É provável que a BYD esteja deliberadamente aumentando os gastos com tecnologias essenciais - baterias, eletrificação e inteligência - como parte de sua estratégia de longo prazo para garantir sua liderança em veículos de nova energia.
O aumento dos custos de materiais, incluindo o sistema avançado de assistência ao motorista “God’s Eye”, contribuiu para margens mais fracas, de acordo com analistas do Morgan Stanley, incluindo Tim Hsiao.
Ainda assim, os resultados foram uma surpresa e “nos fazem pensar se há algum fator pontual ou algo mais profundo em jogo que torne o segundo trimestre um período de margens profundas, com uma redução de custos mais agressiva a partir do terceiro trimestre”, escreveram eles.
Pagamentos mais rápidos
Os últimos demonstrativos financeiros da empresa indicam que a BYD tem pago os fornecedores mais rapidamente do que antes - outro pilar fundamental da repressão do setor em Pequim.
Embora a montadora não tenha revelado exatamente quanto tempo leva para pagar, ela disse que os dias de faturamento e contas a pagar foram baixos em comparação com a indústria automobilística e diminuíram em relação ao mesmo período de 2024.
Em 2023, a BYD estava levando uma média de 275 dias para pagar os fornecedores, um período muito superior às normas globais do setor, segundo dados compilados pela Bloomberg.

A empresa disse em junho que cumpriria as novas regras do governo para pagar os fornecedores em 60 dias, um grande ajuste que provavelmente atingiria suas saídas de capital de giro e reduziria qualquer flexibilidade em uma recessão.

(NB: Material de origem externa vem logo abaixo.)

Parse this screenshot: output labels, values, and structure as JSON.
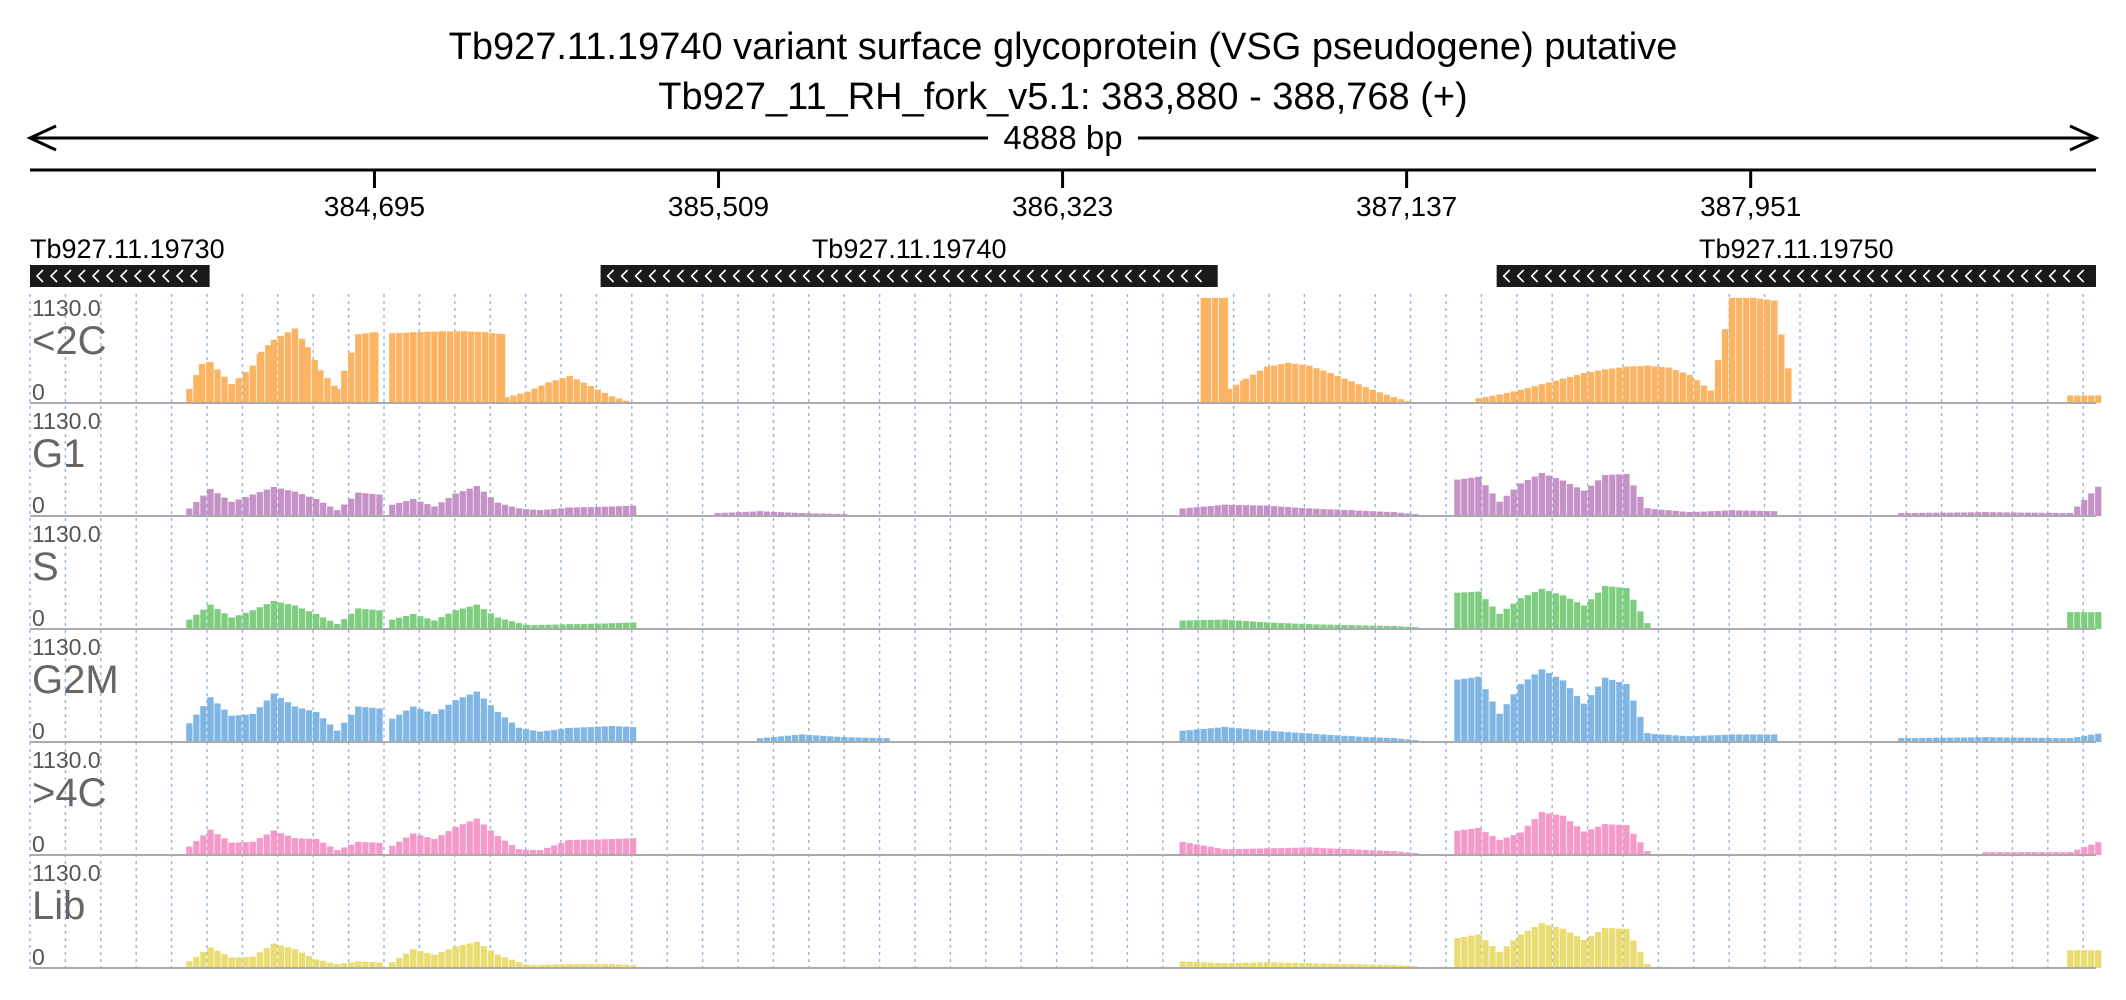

Isso também pode causar ajustes em outras partes de seu balanço patrimonial no futuro - um relatório da consultoria contábil GMT Research disse que, sem o financiamento da cadeia de suprimentos, a verdadeira dívida líquida da BYD estaria mais próxima de 323 bilhões de yuans, em comparação com os 27,7 bilhões de yuans oficialmente em seus balanços no final de junho de 2024.

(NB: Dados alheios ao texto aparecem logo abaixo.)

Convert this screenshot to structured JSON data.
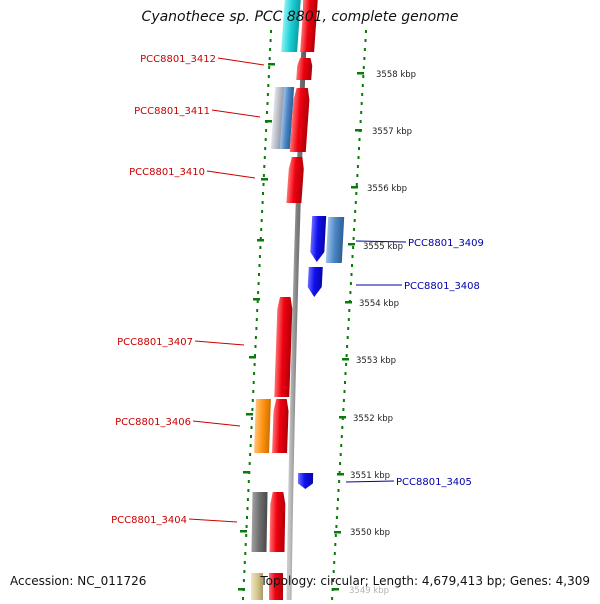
{
  "header": {
    "title": "Cyanothece sp. PCC 8801, complete genome"
  },
  "footer": {
    "accession": "Accession: NC_011726",
    "topology": "Topology: circular; Length: 4,679,413 bp; Genes: 4,309"
  },
  "scale_ticks": [
    {
      "label": "3558 kbp"
    },
    {
      "label": "3557 kbp"
    },
    {
      "label": "3556 kbp"
    },
    {
      "label": "3555 kbp"
    },
    {
      "label": "3554 kbp"
    },
    {
      "label": "3553 kbp"
    },
    {
      "label": "3552 kbp"
    },
    {
      "label": "3551 kbp"
    },
    {
      "label": "3550 kbp"
    },
    {
      "label": "3549 kbp"
    }
  ],
  "genes_forward": [
    {
      "label": "PCC8801_3412"
    },
    {
      "label": "PCC8801_3411"
    },
    {
      "label": "PCC8801_3410"
    },
    {
      "label": "PCC8801_3407"
    },
    {
      "label": "PCC8801_3406"
    },
    {
      "label": "PCC8801_3404"
    }
  ],
  "genes_reverse": [
    {
      "label": "PCC8801_3409"
    },
    {
      "label": "PCC8801_3408"
    },
    {
      "label": "PCC8801_3405"
    }
  ],
  "colors": {
    "forward_gene": "#e8000b",
    "reverse_gene": "#1010ee",
    "forward_label": "#cc0000",
    "reverse_label": "#0000aa",
    "ruler_dots": "#0a7a0a",
    "backbone": "#808080",
    "cog_cyan": "#1ad0d6",
    "cog_orange": "#ff9411",
    "cog_gray": "#6e6e6e",
    "cog_steel": "#4b86c4",
    "cog_silver": "#b4b8c2",
    "cog_tan": "#d6c88e"
  }
}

No entanto, a empresa automobilística ainda não está sob nenhuma pressão financeira séria, e um ritmo de crescimento mais lento pode muito bem ser mais sustentável à medida que a empresa passa de novata revolucionária do setor para gigante global.
Seu desconto médio - medido pela margem entre o preço de venda final de um veículo e o preço de etiqueta sugerido - caiu ligeiramente em julho em relação ao mês anterior, segundo dados do China Auto Market.

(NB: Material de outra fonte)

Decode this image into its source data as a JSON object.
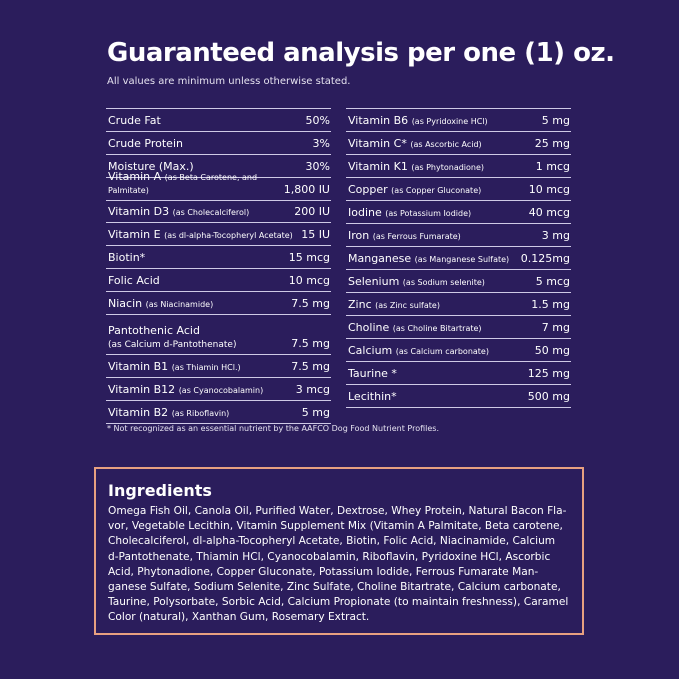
{
  "title": "Guaranteed analysis per one (1) oz.",
  "subtitle": "All values are minimum unless otherwise stated.",
  "left_table": [
    {
      "name": "Crude Fat",
      "note": "",
      "value": "50%"
    },
    {
      "name": "Crude Protein",
      "note": "",
      "value": "3%"
    },
    {
      "name": "Moisture (Max.)",
      "note": "",
      "value": "30%"
    },
    {
      "name": "Vitamin A",
      "note": "(as Beta Carotene, and Palmitate)",
      "value": "1,800 IU"
    },
    {
      "name": "Vitamin D3",
      "note": "(as Cholecalciferol)",
      "value": "200 IU"
    },
    {
      "name": "Vitamin E",
      "note": "(as dl-alpha-Tocopheryl Acetate)",
      "value": "15 IU"
    },
    {
      "name": "Biotin*",
      "note": "",
      "value": "15 mcg"
    },
    {
      "name": "Folic Acid",
      "note": "",
      "value": "10 mcg"
    },
    {
      "name": "Niacin",
      "note": "(as Niacinamide)",
      "value": "7.5 mg"
    },
    {
      "name": "Pantothenic Acid",
      "note": "(as Calcium d-Pantothenate)",
      "value": "7.5 mg",
      "tall": true
    },
    {
      "name": "Vitamin B1",
      "note": "(as Thiamin HCl.)",
      "value": "7.5 mg"
    },
    {
      "name": "Vitamin B12",
      "note": "(as Cyanocobalamin)",
      "value": "3 mcg"
    },
    {
      "name": "Vitamin B2",
      "note": "(as Riboflavin)",
      "value": "5 mg"
    }
  ],
  "right_table": [
    {
      "name": "Vitamin B6",
      "note": "(as Pyridoxine HCl)",
      "value": "5 mg"
    },
    {
      "name": "Vitamin C*",
      "note": "(as Ascorbic Acid)",
      "value": "25 mg"
    },
    {
      "name": "Vitamin K1",
      "note": "(as Phytonadione)",
      "value": "1 mcg"
    },
    {
      "name": "Copper",
      "note": "(as Copper Gluconate)",
      "value": "10 mcg"
    },
    {
      "name": "Iodine",
      "note": "(as Potassium Iodide)",
      "value": "40 mcg"
    },
    {
      "name": "Iron",
      "note": "(as Ferrous Fumarate)",
      "value": "3 mg"
    },
    {
      "name": "Manganese",
      "note": "(as Manganese Sulfate)",
      "value": "0.125mg"
    },
    {
      "name": "Selenium",
      "note": "(as Sodium selenite)",
      "value": "5 mcg"
    },
    {
      "name": "Zinc",
      "note": "(as Zinc sulfate)",
      "value": "1.5 mg"
    },
    {
      "name": "Choline",
      "note": "(as Choline Bitartrate)",
      "value": "7 mg"
    },
    {
      "name": "Calcium",
      "note": "(as Calcium carbonate)",
      "value": "50 mg"
    },
    {
      "name": "Taurine *",
      "note": "",
      "value": "125 mg"
    },
    {
      "name": "Lecithin*",
      "note": "",
      "value": "500 mg"
    }
  ],
  "footnote": "* Not recognized as an essential nutrient by the AAFCO Dog Food Nutrient Profiles.",
  "ingredients": {
    "heading": "Ingredients",
    "lines": [
      "Omega Fish Oil, Canola Oil, Purified Water, Dextrose, Whey Protein, Natural Bacon Fla-",
      "vor, Vegetable Lecithin, Vitamin Supplement Mix (Vitamin A Palmitate, Beta carotene,",
      "Cholecalciferol, dl-alpha-Tocopheryl Acetate, Biotin, Folic Acid, Niacinamide, Calcium",
      "d-Pantothenate, Thiamin HCl, Cyanocobalamin, Riboflavin, Pyridoxine HCl, Ascorbic",
      "Acid, Phytonadione, Copper Gluconate, Potassium Iodide, Ferrous Fumarate Man-",
      "ganese Sulfate, Sodium Selenite, Zinc Sulfate, Choline Bitartrate, Calcium carbonate,",
      "Taurine, Polysorbate, Sorbic Acid, Calcium Propionate (to maintain freshness), Caramel",
      "Color (natural), Xanthan Gum, Rosemary Extract."
    ]
  },
  "colors": {
    "background": "#2b1d5c",
    "border": "#e8a080",
    "text": "#ffffff"
  }
}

A margem de lucro da BYD no segundo semestre pode se recuperar de um segundo trimestre difícil, embora permaneça abaixo do nível de 2024 devido à concorrência acirrada no mercado doméstico, de acordo com a analista da Bloomberg Intelligence, Joanna Chen.
A demanda chinesa aumentará no quarto trimestre, antes de um imposto mais alto sobre veículos de nova energia, e as vendas anuais poderão atingir 5 milhões de unidades - não atingindo a meta de 5,5 milhões da empresa, disse ela.
Ainda assim, a montadora parece estar voltando cada vez mais sua atenção para fora da China, observando que a maior lucratividade no país fez com que seus negócios no exterior se tornassem um fator-chave para o crescimento contínuo.
“O grupo tem avançado proativamente no planejamento e na construção de capacidade de produção adicional no exterior para se preparar totalmente para um aumento na demanda internacional”, disse seu relatório provisório.
Isso tem sustentado o otimismo de longo prazo sobre o crescimento da empresa.
A BYD está “bem encaminhada para atingir 1 milhão de unidades em volumes no exterior, à frente do guidance de 800.000”, disse Lee, da Bernstein, acrescentando que as vendas anuais, incluindo remessas domésticas e internacionais, agora estão previstas para chegar a cerca de 5,1 milhões de veículos em 2025. “A BYD é nossa principal escolha de desempenho superior para o setor.”